Building and maintaining simulators
Start from real data
The best simulators are built by studying real interactions with the external system. Capture actual API responses, webhook deliveries, or message queue payloads and use them as the basis for your factories. This grounds your simulator in reality rather than assumptions about what the external system sends.
Type your factories against the external system's official types (or generate types from their OpenAPI/JSON Schema specs) so the compiler catches drift between your simulator and the real contract.
Evolve the simulator as the integration evolves
A simulator is living test infrastructure, not a write-once artifact. When you add a new feature that handles a new interaction pattern or response shape, extend the simulator to cover it. When the external system changes its API, update the simulator alongside your production code.
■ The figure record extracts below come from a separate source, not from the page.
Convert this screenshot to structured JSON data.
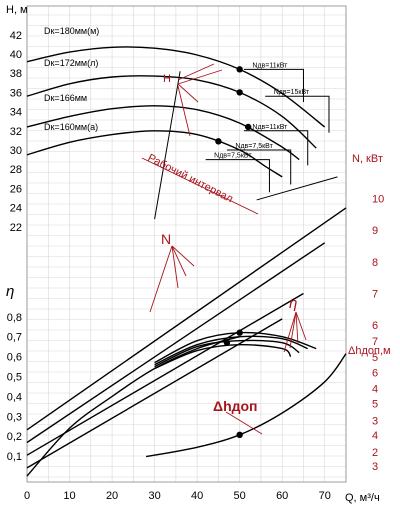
{
  "chart_data": {
    "type": "line",
    "x_axis": {
      "label": "Q, м³/ч",
      "range": [
        0,
        75
      ],
      "ticks": [
        0,
        10,
        20,
        30,
        40,
        50,
        60,
        70
      ]
    },
    "head_axis": {
      "label": "H, м",
      "range": [
        19,
        42
      ],
      "ticks": [
        22,
        24,
        26,
        28,
        30,
        32,
        34,
        36,
        38,
        40,
        42
      ]
    },
    "power_axis": {
      "label": "N, кВт",
      "range": [
        1.5,
        10.5
      ],
      "ticks": [
        2,
        3,
        4,
        5,
        6,
        7,
        8,
        9,
        10
      ]
    },
    "efficiency_axis": {
      "label": "η",
      "range": [
        0,
        0.9
      ],
      "ticks": [
        0.1,
        0.2,
        0.3,
        0.4,
        0.5,
        0.6,
        0.7,
        0.8
      ]
    },
    "npsh_axis": {
      "label": "Δhдоп,м",
      "range": [
        2.5,
        7.5
      ],
      "ticks": [
        3,
        4,
        5,
        6,
        7
      ]
    },
    "head_curves": [
      {
        "name": "Dк=180мм(м)",
        "x": [
          0,
          10,
          20,
          30,
          40,
          50,
          60,
          70
        ],
        "y": [
          39.2,
          40.2,
          40.7,
          40.6,
          39.9,
          38.4,
          35.9,
          32.4
        ]
      },
      {
        "name": "Dк=172мм(л)",
        "x": [
          0,
          10,
          20,
          30,
          40,
          50,
          60,
          68
        ],
        "y": [
          35.6,
          36.9,
          37.6,
          37.7,
          37.3,
          36.0,
          33.5,
          30.2
        ]
      },
      {
        "name": "Dк=166мм",
        "x": [
          0,
          10,
          20,
          30,
          40,
          50,
          60,
          64
        ],
        "y": [
          32.4,
          33.5,
          34.3,
          34.6,
          34.2,
          32.8,
          30.3,
          29.0
        ]
      },
      {
        "name": "Dк=160мм(а)",
        "x": [
          0,
          10,
          20,
          30,
          40,
          50,
          56,
          60
        ],
        "y": [
          29.5,
          30.8,
          31.6,
          32.0,
          31.6,
          30.0,
          28.3,
          27.2
        ]
      }
    ],
    "power_curves": [
      {
        "x": [
          0,
          75
        ],
        "y": [
          2.7,
          9.7
        ]
      },
      {
        "x": [
          0,
          70
        ],
        "y": [
          2.3,
          8.6
        ]
      },
      {
        "x": [
          0,
          65
        ],
        "y": [
          1.9,
          7.0
        ]
      },
      {
        "x": [
          0,
          60
        ],
        "y": [
          1.5,
          6.2
        ]
      }
    ],
    "efficiency_curves": [
      {
        "x": [
          30,
          40,
          50,
          60,
          68
        ],
        "y": [
          0.57,
          0.68,
          0.72,
          0.7,
          0.64
        ]
      },
      {
        "x": [
          30,
          40,
          50,
          60,
          66
        ],
        "y": [
          0.56,
          0.66,
          0.7,
          0.69,
          0.64
        ]
      },
      {
        "x": [
          30,
          40,
          50,
          60,
          64
        ],
        "y": [
          0.55,
          0.65,
          0.68,
          0.67,
          0.62
        ]
      },
      {
        "x": [
          30,
          40,
          50,
          60,
          62
        ],
        "y": [
          0.54,
          0.63,
          0.66,
          0.64,
          0.6
        ]
      }
    ],
    "efficiency_envelope": {
      "x": [
        0,
        10,
        20,
        30,
        40,
        50
      ],
      "y": [
        0.0,
        0.24,
        0.4,
        0.54,
        0.64,
        0.7
      ]
    },
    "npsh_curve": {
      "x": [
        28,
        40,
        50,
        60,
        70,
        75
      ],
      "y": [
        3.3,
        3.6,
        4.0,
        4.7,
        5.7,
        6.6
      ]
    },
    "markers": [
      {
        "axis": "head",
        "x": 50,
        "y": 38.4
      },
      {
        "axis": "head",
        "x": 50,
        "y": 36.0
      },
      {
        "axis": "head",
        "x": 52,
        "y": 32.4
      },
      {
        "axis": "head",
        "x": 45,
        "y": 30.9
      },
      {
        "axis": "efficiency",
        "x": 50,
        "y": 0.72
      },
      {
        "axis": "efficiency",
        "x": 47,
        "y": 0.67
      },
      {
        "axis": "npsh",
        "x": 50,
        "y": 4.0
      }
    ],
    "power_labels": [
      "Nдв=11кВт",
      "Nдв=15кВт",
      "Nдв=11кВт",
      "Nдв=7,5кВт",
      "Nдв=7,5кВт"
    ],
    "annotations": {
      "head_pointer": "H",
      "power_pointer": "N",
      "efficiency_pointer": "η",
      "npsh_pointer": "Δhдоп",
      "working_range": "Рабочий интервал"
    },
    "colors": {
      "curves": "#000000",
      "annotations": "#a8141c",
      "grid": "#d7d7d7"
    }
  }
}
The simulator should be treated with the same care as production code — because the entire test suite's reliability depends on its accuracy.
Keep it centralized
A simulator's value comes from being the single source of truth for "how does the external system behave?" If individual test files start hand-crafting their own payloads instead of using the simulator, the knowledge scatters and the benefits evaporate. Treat the simulator as a shared library that tests consume, not a pattern that tests reimplement.
Know when you don't need one
Resist the temptation to build a simulator for every external integration. Most integrations are simple enough that a factory function or a few stub payloads are sufficient. The investment in a simulator — modeling the state machine, maintaining it as the external system evolves — only pays off when the dependency is complex, central, and widely tested. For peripheral integrations with simple interactions, a stub is the right tool and a simulator is over-engineering.
Summary
A simulator is a high-fidelity fake that models the behavior of a complex external dependency — its state machines, interaction patterns, and realistic scenarios — so your test suite can exercise conditions that closely mirror production without depending on a live external service.
Build a simulator when the external dependency is central to your system's function, the interaction is stateful, the scenario space is large, and a significant portion of your test suite needs realistic versions of that dependency's behavior. Use stubs and factories for everything else.
A well-layered simulator — data factories, scenario composers, transport drivers — serves the entire test pyramid from unit tests to E2E tests, centralizes knowledge about the external system's behavior, and scales with the test suite by composing complex scenarios from simple primitives.